En el mes de julio, la inflación en México continuó su tendencia a la baja al situarse en un 4.79 por ciento anual, marcando su nivel más bajo desde marzo de 2021, de acuerdo con los datos proporcionados por el Instituto Nacional de Estadística y Geografía (INEGI). Aunque esta desaceleración es evidente, persisten señales mixtas en sus componentes, generando cierta ambigüedad en el panorama económico.
Este último dato se encuentra ligeramente por encima del 4.77 por ciento anual pronosticado por analistas en la encuesta más reciente de Citibanamex. Además, el indicador ha acumulado 29 meses consecutivos por encima del rango objetivo establecido por el Banco de México (Banxico), que es del 3 por ciento +/- un punto porcentual.
A pesar de la mejora en la comparación anual, el Índice Nacional de Precios al Consumidor (INPC) experimentó un incremento del 0.48 por ciento en julio en comparación con el mes anterior, marcando el aumento más alto en los últimos cinco meses. Este aumento estuvo ligeramente por encima del 0.47 por ciento mensual estimado por analistas.

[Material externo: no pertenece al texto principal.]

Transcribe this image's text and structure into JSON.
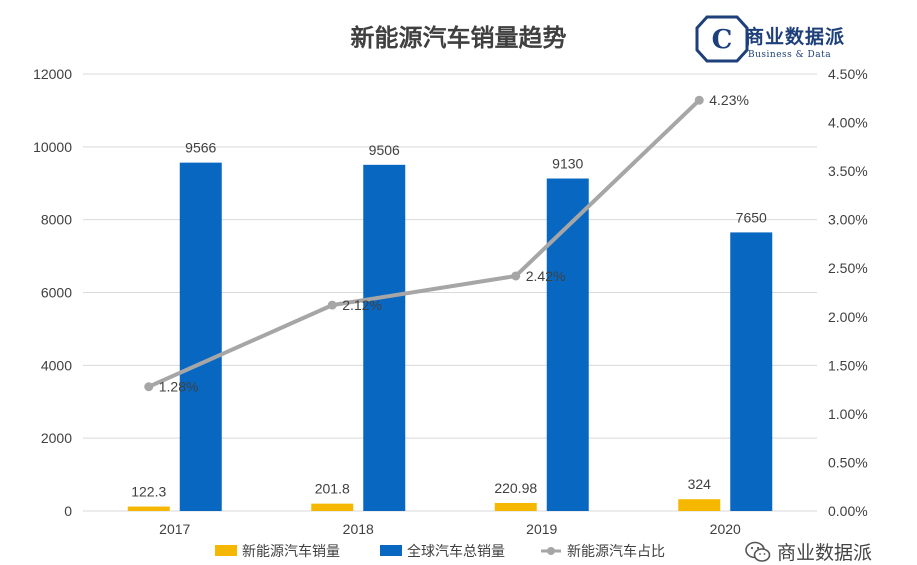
{
  "chart_data": {
    "type": "bar",
    "title": "新能源汽车销量趋势",
    "categories": [
      "2017",
      "2018",
      "2019",
      "2020"
    ],
    "series": [
      {
        "name": "新能源汽车销量",
        "type": "bar",
        "axis": "left",
        "color": "#f5b700",
        "values": [
          122.3,
          201.8,
          220.98,
          324
        ],
        "labels": [
          "122.3",
          "201.8",
          "220.98",
          "324"
        ]
      },
      {
        "name": "全球汽车总销量",
        "type": "bar",
        "axis": "left",
        "color": "#0868c1",
        "values": [
          9566,
          9506,
          9130,
          7650
        ],
        "labels": [
          "9566",
          "9506",
          "9130",
          "7650"
        ]
      },
      {
        "name": "新能源汽车占比",
        "type": "line",
        "axis": "right",
        "color": "#a6a6a6",
        "values": [
          1.28,
          2.12,
          2.42,
          4.23
        ],
        "labels": [
          "1.28%",
          "2.12%",
          "2.42%",
          "4.23%"
        ]
      }
    ],
    "y_left": {
      "min": 0,
      "max": 12000,
      "step": 2000,
      "ticks": [
        "0",
        "2000",
        "4000",
        "6000",
        "8000",
        "10000",
        "12000"
      ]
    },
    "y_right": {
      "min": 0,
      "max": 4.5,
      "step": 0.5,
      "ticks": [
        "0.00%",
        "0.50%",
        "1.00%",
        "1.50%",
        "2.00%",
        "2.50%",
        "3.00%",
        "3.50%",
        "4.00%",
        "4.50%"
      ]
    },
    "grid": true,
    "legend": "bottom"
  },
  "branding": {
    "logo_text": "商业数据派",
    "logo_sub": "Business & Data",
    "logo_icon": "hexagon-c-icon",
    "watermark_text": "商业数据派",
    "watermark_icon": "wechat-icon"
  }
}
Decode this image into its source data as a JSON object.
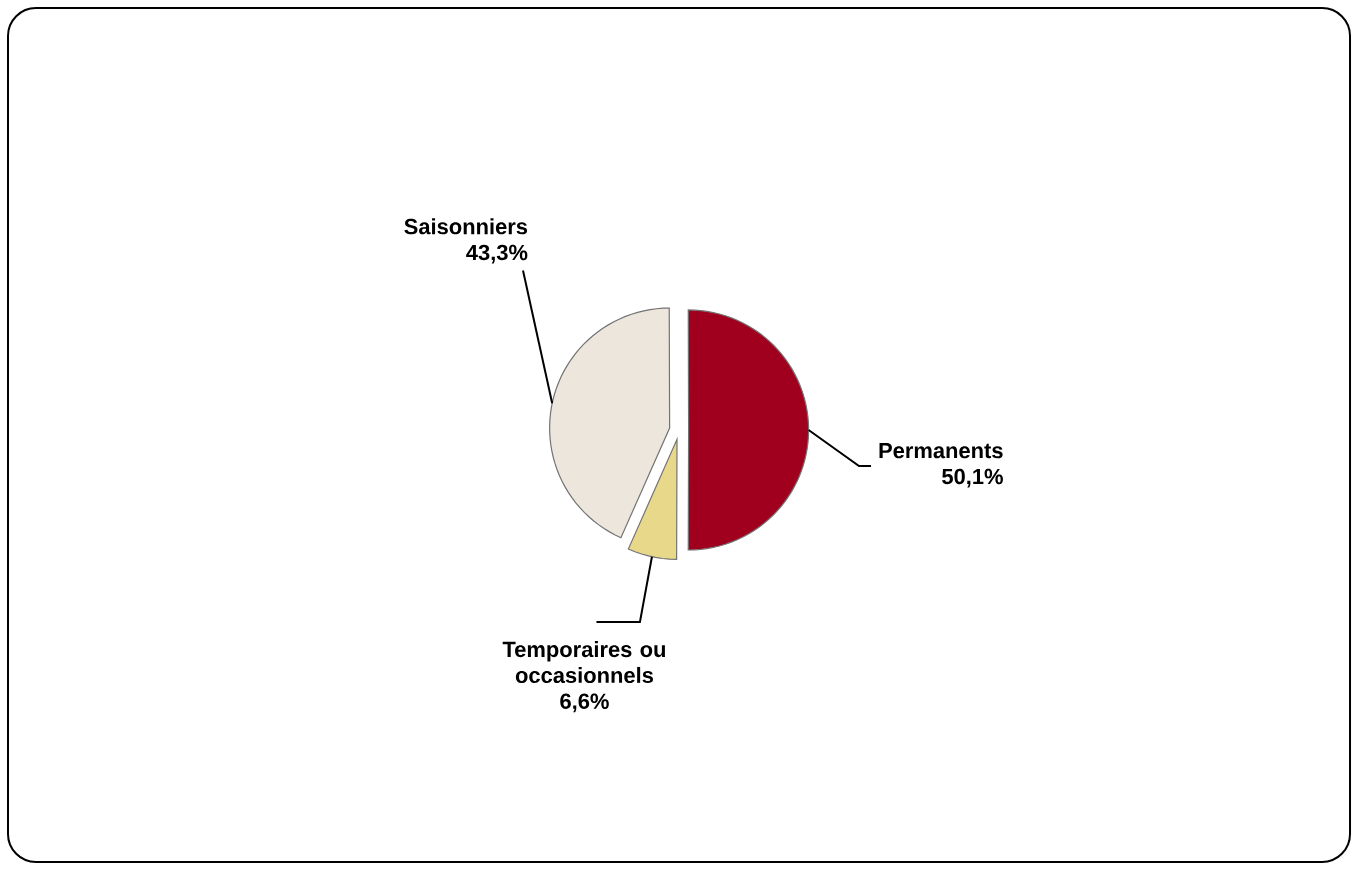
{
  "chart_data": {
    "type": "pie",
    "categories": [
      "Permanents",
      "Saisonniers",
      "Temporaires ou occasionnels"
    ],
    "values": [
      50.1,
      43.3,
      6.6
    ],
    "colors": [
      "#a0001e",
      "#ece6dc",
      "#e8d88a"
    ],
    "value_labels": [
      "50,1%",
      "43,3%",
      "6,6%"
    ]
  }
}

Andrés Abadía, economista en jefe para Latinoamérica de Pantheon Macroeconomics, comentó: «Creemos que la inflación general continuará disminuyendo en los próximos tres a seis meses. Las presiones inflacionarias subyacentes están cayendo, como sugiere el índice de servicios básicos, debido al efecto retardado del aumento de los costos de endeudamiento y la oscilación de la demanda interna».
En el desglose de la información, se observa que la inflación subyacente también ha mostrado una moderación constante en los últimos seis meses, alcanzando un 6.64 por ciento anual, el nivel más bajo desde febrero del año anterior. Sin embargo, las menores presiones inflacionarias se siguen presentando en el lado no subyacente, registrando una deflación o inflación negativa del -0.67 por ciento anual, lo que marca la segunda deflación consecutiva y una rareza en la serie histórica que se remonta a la década de los 80.
A nivel mensual, la inflación subyacente aumentó un 0.39 por ciento, la tasa más alta en cuatro meses, mientras que la no subyacente aumentó un 0.77 por ciento, rompiendo una racha de cuatro meses de variaciones negativas, principalmente debido al encarecimiento de alimentos.
Alfredo Coutiño, director para América Latina de Moody’s Analytics, señaló: «La inflación comienza a reducir la velocidad de descenso con precios presentando mayor resistencia. La inflación general solo baja 0.27 puntos porcentuales en el mes y la quincenal no reportó mejoría. El efecto base positivo está llegando a su fin, por lo que la ganancia se desvanece».
Dentro del componente subyacente, la inflación en las mercancías continuó su desaceleración, registrando un 7.82 por ciento anual en julio, su nivel más bajo desde diciembre de 2021. Por otro lado, en los servicios se observó su tercer mes consecutivo a la baja, situándose en un 5.24 por ciento anual, señalando una cierta resistencia a mostrar una tendencia clara a la baja.

En cuanto a la no subyacente, los energéticos y las tarifas autorizadas por el gobierno continuaron mostrando una deflación de 3.90 por ciento, marcando su cuarto mes consecutivo de caídas en los precios. Sin embargo, la inflación de productos agropecuarios experimentó un aumento del 3.16 por ciento anual, rompiendo una racha de cinco meses a la baja, principalmente debido al encarecimiento de frutas y verduras, cuya inflación anual llegó al 7.14 por ciento.